1.2 The Race Condition Pitfall

The Problem: Workflow A (removing IPs from Load Balancers) and Workflow B (killing the process) happen simultaneously. In highly distributed clusters, iptables/IPVS updates can take several seconds to propagate to all nodes. The Result: A Load Balancer might send a request to a Pod that has already received SIGTERM and closed its listener, resulting in a 502 Bad Gateway.

The Bible-Grade Solution: Use a preStop hook to delay the SIGTERM, giving the network layer time to finish propagation.

spec:
terminationGracePeriodSeconds: 60
containers:
- name: app
image: my-app:v1
lifecycle:
preStop:
exec:
# Wait 10 seconds for Endpoints to propagate before sending SIGTERM
command: ["/bin/sh", "-c", "sleep 10"]

2. RESTART POLICY & EXPONENTIAL BACKOFF

The restartPolicy (defined at spec.restartPolicy) determines how the Kubelet reacts to a container exit.

PolicyExit Code 0 (Success)Exit Code >0 (Error)Internal Logic
AlwaysRestartRestartStandard for Deployments/StatefulSets.
OnFailureDo Not RestartRestartStandard for Jobs/CronJobs.
NeverDo Not RestartDo Not RestartOne-off tasks/Debug sessions.

2.1 The Backoff Algorithm

To prevent a "Hot Loop" (draining CPU/Logs by restarting a crashing container thousands of times per second), Kubelet implements an Exponential Backoff.

  • Initial delay: 10 seconds.
  • Multiplier: 2x per subsequent failure.
  • Maximum delay: 300 seconds (5 minutes).
  • Reset: If a container runs successfully for 10 minutes, the Kubelet resets the backoff timer.

3. IMAGE PULL POLICY: MECHANICS & CACHING

Pulling images is often the slowest part of the Pod lifecycle.

PolicyTechnical Behavior
AlwaysKubelet queries the container registry for the Digest (SHA256). If the local digest doesn't match the remote, it pulls the image.
IfNotPresentKubelet checks the local node cache. If the Tag exists locally, it skips the registry check entirely.
NeverKubelet assumes the image is pre-loaded on the node (e.g., via AMI or specialized disk). Reaches ErrImageNeverPull if missing.

3.1 The :latest Trap

If you use the :latest tag (or no tag), Kubernetes implicitly sets the pull policy to Always. This introduces a dependency on the registry for every single Pod restart/scale event. Production Requirement: Always use specific semantic versions (e.g., v1.2.3) to ensure IfNotPresent works as intended and to guarantee deterministic rollbacks.
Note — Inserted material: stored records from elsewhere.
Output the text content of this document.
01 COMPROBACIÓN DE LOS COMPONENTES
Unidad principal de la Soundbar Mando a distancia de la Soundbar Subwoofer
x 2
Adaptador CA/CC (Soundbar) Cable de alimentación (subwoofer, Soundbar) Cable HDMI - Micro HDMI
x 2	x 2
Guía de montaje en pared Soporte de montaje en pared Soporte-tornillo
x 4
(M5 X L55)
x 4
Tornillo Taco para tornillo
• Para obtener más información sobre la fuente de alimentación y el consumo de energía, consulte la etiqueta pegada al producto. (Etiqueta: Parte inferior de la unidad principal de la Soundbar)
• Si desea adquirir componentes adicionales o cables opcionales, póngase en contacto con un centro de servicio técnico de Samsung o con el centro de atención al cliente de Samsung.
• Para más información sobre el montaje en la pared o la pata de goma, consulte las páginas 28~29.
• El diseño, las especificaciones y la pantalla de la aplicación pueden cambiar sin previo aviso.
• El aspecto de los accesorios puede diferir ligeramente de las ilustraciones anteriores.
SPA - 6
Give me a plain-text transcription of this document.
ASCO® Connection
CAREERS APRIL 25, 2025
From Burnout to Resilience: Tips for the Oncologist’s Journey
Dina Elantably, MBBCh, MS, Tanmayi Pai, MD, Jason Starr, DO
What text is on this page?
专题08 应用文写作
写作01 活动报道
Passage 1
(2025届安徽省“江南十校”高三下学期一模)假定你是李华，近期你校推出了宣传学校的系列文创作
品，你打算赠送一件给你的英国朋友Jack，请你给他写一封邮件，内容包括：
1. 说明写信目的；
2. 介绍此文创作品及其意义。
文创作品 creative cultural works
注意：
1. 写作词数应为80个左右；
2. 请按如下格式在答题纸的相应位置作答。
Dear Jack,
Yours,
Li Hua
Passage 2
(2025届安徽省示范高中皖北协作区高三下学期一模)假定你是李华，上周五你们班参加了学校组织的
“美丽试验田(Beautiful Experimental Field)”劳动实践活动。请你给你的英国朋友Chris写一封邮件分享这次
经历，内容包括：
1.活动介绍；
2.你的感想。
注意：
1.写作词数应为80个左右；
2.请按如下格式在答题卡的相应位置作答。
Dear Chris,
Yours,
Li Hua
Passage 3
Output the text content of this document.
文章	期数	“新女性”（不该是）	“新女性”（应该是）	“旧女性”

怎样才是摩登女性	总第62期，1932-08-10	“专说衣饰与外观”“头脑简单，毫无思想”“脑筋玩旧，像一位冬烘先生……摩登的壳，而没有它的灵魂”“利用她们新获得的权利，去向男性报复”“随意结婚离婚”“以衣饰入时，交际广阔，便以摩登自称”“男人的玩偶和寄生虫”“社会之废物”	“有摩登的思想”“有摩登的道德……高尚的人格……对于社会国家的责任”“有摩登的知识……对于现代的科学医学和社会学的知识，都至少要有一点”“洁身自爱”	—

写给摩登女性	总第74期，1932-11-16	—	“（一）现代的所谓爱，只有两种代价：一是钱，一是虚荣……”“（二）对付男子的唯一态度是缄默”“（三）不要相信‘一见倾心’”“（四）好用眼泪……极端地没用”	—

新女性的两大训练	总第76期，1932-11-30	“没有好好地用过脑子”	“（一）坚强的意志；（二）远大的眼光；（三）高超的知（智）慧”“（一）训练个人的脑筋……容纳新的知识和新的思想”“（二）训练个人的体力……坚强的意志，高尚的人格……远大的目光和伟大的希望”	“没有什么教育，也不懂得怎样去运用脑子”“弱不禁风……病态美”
4. THE POD STATE MACHINE (Phases vs. Conditions)

A Pod's "Phase" is a high-level summary. For real debugging, you must look at Conditions.

4.1 Pod Phases

  • Pending: The API Server accepted the Pod, but it hasn't been scheduled or the image is still pulling.
  • Running: All containers are created; at least one is still running.
  • Succeeded/Failed: Terminal states (Job completed or crashed).
  • Unknown: Kubelet is unresponsive (Node loss).

4.2 Pod Conditions (The "Truth")

Conditions provide the "Why" behind the "Phase."

kubectl get pod <name> -o jsonpath='{.status.conditions[*]}'
ConditionMeaning
PodScheduledThe Scheduler has assigned a Node.
InitializedAll Init Containers have finished successfully.
ContainersReadyAll application containers have passed their Readiness Probes.
ReadyThe Pod is officially in the Load Balancer (Service).

5. TROUBLESHOOTING & ARCHITECT COMMANDS

5.1 Inspecting Termination Reasons

If a Pod vanished or was killed, check the Last State.

kubectl get pod <pod-name> -o json | jq '.status.containerStatuses[0].lastState'

Sample Output (OOM):

{
"terminated": {
"exitCode": 137,
"reason": "OOMKilled",
"startedAt": "2023-10-27T10:00:00Z",
"finishedAt": "2023-10-27T10:05:00Z"
}
}

5.2 Common Exit Codes for Senior Engineers

  • 0: Graceful exit.
  • 1: Application-level crash (check logs).
  • 137: SIGKILL (Likely OOMKilled or Grace Period expired).
  • 139: Segmentation Fault.
  • 143: SIGTERM (Normal shutdown).

6. PRODUCTION CHECKLIST

  1. Handle SIGTERM: Ensure your application's entrypoint (PID 1) is not a shell script that eats signals. Use exec my-binary in your shell wrapper or use tools like tini.
  2. Match Grace Period to App: If your Java app takes 45 seconds to flush a buffer, set terminationGracePeriodSeconds: 60.
  3. Use preStop for Propagations: In high-traffic environments, a sleep 5 in the preStop hook is the simplest way to ensure zero-downtime during rolling updates.
  4. Avoid Latest: Use immutable tags to prevent ImagePullBackOff during regional registry outages if the image is already cached.